Dans ce contexte, c’est surtout Esprit, créé en 1932, qui suscite son enthousiasme ; celui d’un protestant soucieux de liberté de parole et d’un éveil qui le conduit à lancer en 1936 une petite revue, Être, inspirée par le grand théologien protestant Karl Barth. Il écrit ses tout premiers articles en 1935 dans la revue détonante qu’est Terre Nouvelle, organe des “chrétiens révolutionnaires par l’union du Christ et des travailleurs pour la Révolution sociale”. Sa couverture brandit à la fois la croix du Christ, le marteau et la faucille du communisme, sur fond d’un planisphère où la France et l’URSS sont reliées par la couleur rouge ! À l’intérieur de ce courant de chrétiens radicaux, Ricœur fait la rencontre d’André Philip, futur élu du Front Populaire en 1936, qui le mettra en garde contre les risques d’un pacifisme entièrement non-violent lors du débat sur Munich. On trouvera des traces de cette hésitation fondamentale dans son texte “État et violence”. Jusqu’à la déclaration de guerre, il enseigne la philosophie au lycée, à Colmar puis à Lorient, tout en apprenant l’allemand pour lire Husserl et Être et Temps d’Heidegger.
Captivité : 1940–45
Mobilisé en 1939 en tant qu’officier de réserve, Paul Ricœur est très vite pris dans l’étau de l’armée nazie. Fait prisonnier dans la vallée de la Marne, il est envoyé en Poméranie orientale dans les camps de Gross-Born, puis d’Arnswalde, pour toute la durée de la guerre. Dans ce dernier camp, il se trouve dans une chambrée avec sept compagnons, tous intellectuels. Cette “popote” est vite connue par les autres détenus comme la Stube des philosophes. Ricœur partage alors sa vie quotidienne avec Roger Ikor, Jacques Desbiez, Paul-André Lesort, Jean Chevallier, Fernand Langrand, Daniel Robert, Savinas et Mikel Dufrenne. Avec ce dernier, également philosophe, il travaille l’œuvre de Karl Jaspers dont il retiendra entre autres le style de “combat amoureux”.
Cette lecture commune de Jaspers donnera lieu à sa première publication en 1947, Karl Jaspers et la philosophie de l’existence, co-écrit avec Dufrenne. En même temps, et pour aller chercher dans la culture allemande elle-même de quoi résister à ce qui l’écrase, il traduit Husserl, auteur mis à l’index par les nazis, à l’abri des regards de ses geôliers. Il se voit donc contraint d’utiliser les marges d’Ideen I pour en faire clandestinement une traduction qui paraîtra en 1950. Ce que retiendra Ricœur de cette “école” phénoménologique, c’est d’aller vers une expérience comme déconstruite, dépouillée des constructions héritées de tout ce que l’on croit savoir ou pouvoir, pour revenir à la pure visée, à l’ouverture au monde d’une conscience qui s’y découvre.
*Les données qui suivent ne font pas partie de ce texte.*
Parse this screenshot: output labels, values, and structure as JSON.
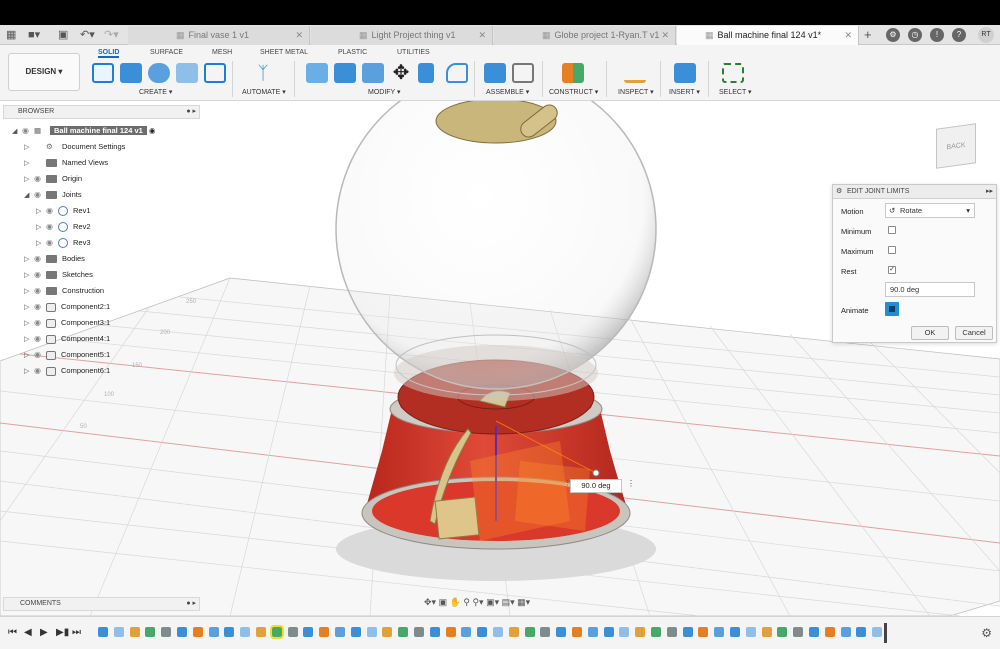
{
  "doc_tabs": [
    {
      "label": "Final vase 1 v1",
      "active": false
    },
    {
      "label": "Light Project thing v1",
      "active": false
    },
    {
      "label": "Globe project 1-Ryan.T v1",
      "active": false
    },
    {
      "label": "Ball machine final 124 v1*",
      "active": true
    }
  ],
  "user_initials": "RT",
  "workspace": {
    "label": "DESIGN"
  },
  "toolbar_tabs": [
    "SOLID",
    "SURFACE",
    "MESH",
    "SHEET METAL",
    "PLASTIC",
    "UTILITIES"
  ],
  "toolbar_groups": [
    "CREATE",
    "AUTOMATE",
    "MODIFY",
    "ASSEMBLE",
    "CONSTRUCT",
    "INSPECT",
    "INSERT",
    "SELECT"
  ],
  "browser": {
    "title": "BROWSER",
    "root": "Ball machine final 124 v1",
    "items": [
      "Document Settings",
      "Named Views",
      "Origin",
      "Joints",
      "Rev1",
      "Rev2",
      "Rev3",
      "Bodies",
      "Sketches",
      "Construction",
      "Component2:1",
      "Component3:1",
      "Component4:1",
      "Component5:1",
      "Component6:1"
    ]
  },
  "joint_panel": {
    "title": "EDIT JOINT LIMITS",
    "motion_label": "Motion",
    "motion_value": "Rotate",
    "minimum_label": "Minimum",
    "minimum_checked": false,
    "maximum_label": "Maximum",
    "maximum_checked": false,
    "rest_label": "Rest",
    "rest_checked": true,
    "rest_value": "90.0 deg",
    "animate_label": "Animate",
    "ok_label": "OK",
    "cancel_label": "Cancel"
  },
  "viewcube": {
    "face": "BACK"
  },
  "angle_input": {
    "value": "90.0 deg"
  },
  "grid_labels": [
    "250",
    "200",
    "150",
    "100",
    "50"
  ],
  "comments": {
    "title": "COMMENTS"
  },
  "colors": {
    "accent": "#0b6bc4",
    "base_red": "#d63a2a",
    "animate_blue": "#1f8fd0"
  }
}
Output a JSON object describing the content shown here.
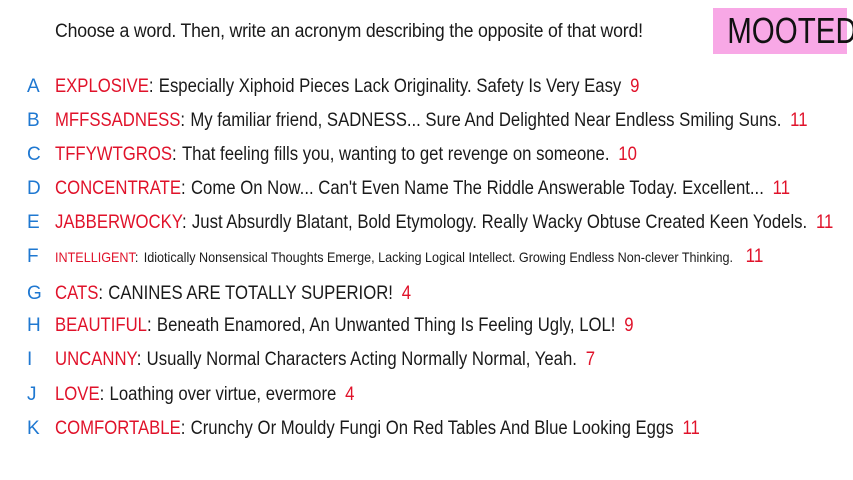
{
  "prompt": "Choose a word. Then, write an acronym describing the opposite of that word!",
  "badge": "MOOTED",
  "colors": {
    "letter": "#1f78d1",
    "word": "#e0122a",
    "score": "#e0122a",
    "badge_bg": "#f8a8e6",
    "text": "#1a1a1a"
  },
  "entries": [
    {
      "letter": "A",
      "word": "EXPLOSIVE",
      "acronym": "Especially Xiphoid Pieces Lack Originality. Safety Is Very Easy",
      "score": "9"
    },
    {
      "letter": "B",
      "word": "MFFSSADNESS",
      "acronym": "My familiar friend, SADNESS... Sure And Delighted Near Endless Smiling Suns.",
      "score": "11"
    },
    {
      "letter": "C",
      "word": "TFFYWTGROS",
      "acronym": "That feeling fills you, wanting to get revenge on someone.",
      "score": "10"
    },
    {
      "letter": "D",
      "word": "CONCENTRATE",
      "acronym": "Come On Now... Can't Even Name The Riddle Answerable Today. Excellent...",
      "score": "11"
    },
    {
      "letter": "E",
      "word": "JABBERWOCKY",
      "acronym": "Just Absurdly Blatant, Bold Etymology. Really Wacky Obtuse Created Keen Yodels.",
      "score": "11"
    },
    {
      "letter": "F",
      "word": "INTELLIGENT",
      "acronym": "Idiotically Nonsensical Thoughts Emerge, Lacking Logical Intellect. Growing Endless Non-clever Thinking.",
      "score": "11"
    },
    {
      "letter": "G",
      "word": "CATS",
      "acronym": "CANINES ARE TOTALLY SUPERIOR!",
      "score": "4"
    },
    {
      "letter": "H",
      "word": "BEAUTIFUL",
      "acronym": "Beneath Enamored, An Unwanted Thing Is Feeling Ugly, LOL!",
      "score": "9"
    },
    {
      "letter": "I",
      "word": "UNCANNY",
      "acronym": "Usually Normal Characters Acting Normally Normal, Yeah.",
      "score": "7"
    },
    {
      "letter": "J",
      "word": "LOVE",
      "acronym": "Loathing over virtue, evermore",
      "score": "4"
    },
    {
      "letter": "K",
      "word": "COMFORTABLE",
      "acronym": "Crunchy Or Mouldy Fungi On Red Tables And Blue Looking Eggs",
      "score": "11"
    }
  ]
}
C’est aussi une manière d’enquêter en faisant varier son sujet.
Le Chambon
Au sortir de cette période de captivité, Paul Ricœur s’installe pour un temps en un haut lieu de la résistance passive à l’occupant, à Chambon-sur-Lignon. Ce village a servi de lieu de transit et d’accueil pour six cents enfants juifs soustraits à la “solution finale”, grâce à tout un réseau animé par la CIMADE et les pasteurs André Trocmé et Édouard Theis. À l’abri de l’agitation parisienne, dans cette enclave isolée de Haute-Loire, Ricœur enseigne la philosophie au Collège cévenol et prépare sa thèse sur la volonté. Le climat communautaire l’enchante car les enseignants vivent très proches de leurs élèves. C’est là qu’il noue ses premiers contacts avec des quakers américains qui l’inviteront dans les années suivantes à donner des cours aux USA.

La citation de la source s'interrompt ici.